The Bitter Tears of Petra von Kant is an opera in five acts composed by Gerald Barry to a libretto in English by Denis Calandra closely based on Rainer Werner Fassbinder's screenplay for the film of the same name. Co-commissioned by Raidió Teilifís Éireann and English National Opera, it premiered in concert version in Dublin on 27 May 2005, before premiering in its fully staged version at the English National Opera in London on 16 September 2005. The opera's German-language premiere took place at Basel Opera on 4 May 2008.

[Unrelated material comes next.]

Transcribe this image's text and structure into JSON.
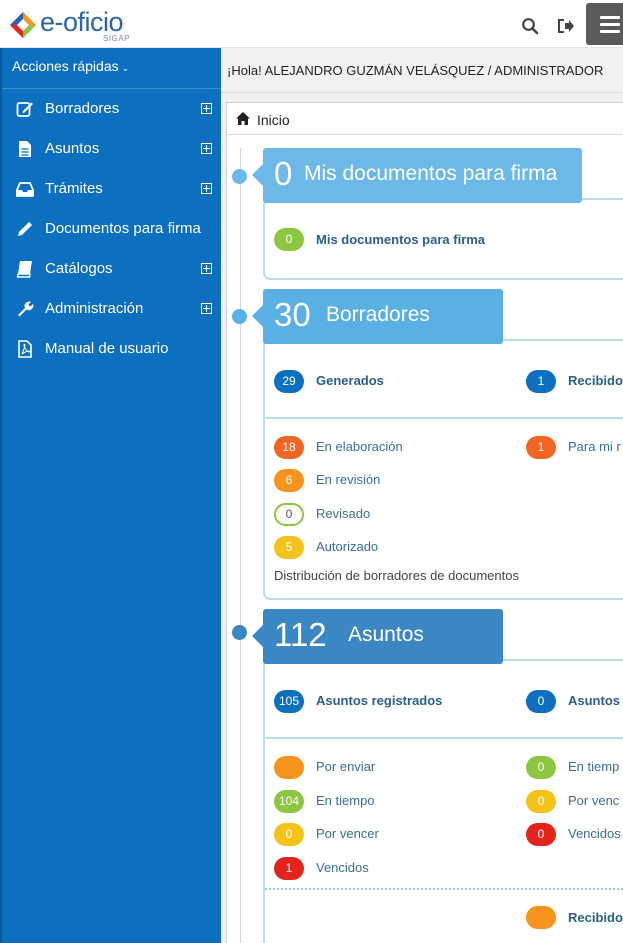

The opera, which recounts a destructive lesbian affair, has an all-female cast. The title role in its ENO premiere was sung by Stephanie Friede. Susan Bickley sang the role of her friend Sidonie von Grasenabb. The production was conducted by André de Ridder and directed by Richard Jones.

==Aus Die bitteren Tränen der Petra von Kant==
On 2 June 2022 the Berlin Philharmonic Orchestra premiered Aus Die bitteren Tränen der Petra von Kant, a concerto for double-bass by Barry, based on his music for the opera, commissioned by the orchestra for the leader of its double-bass section, Matthew McDonald. The music of the concerto is a representation of a scene in Fassbinder's film, in which Petra falls in love with Karin and invites her to live with her.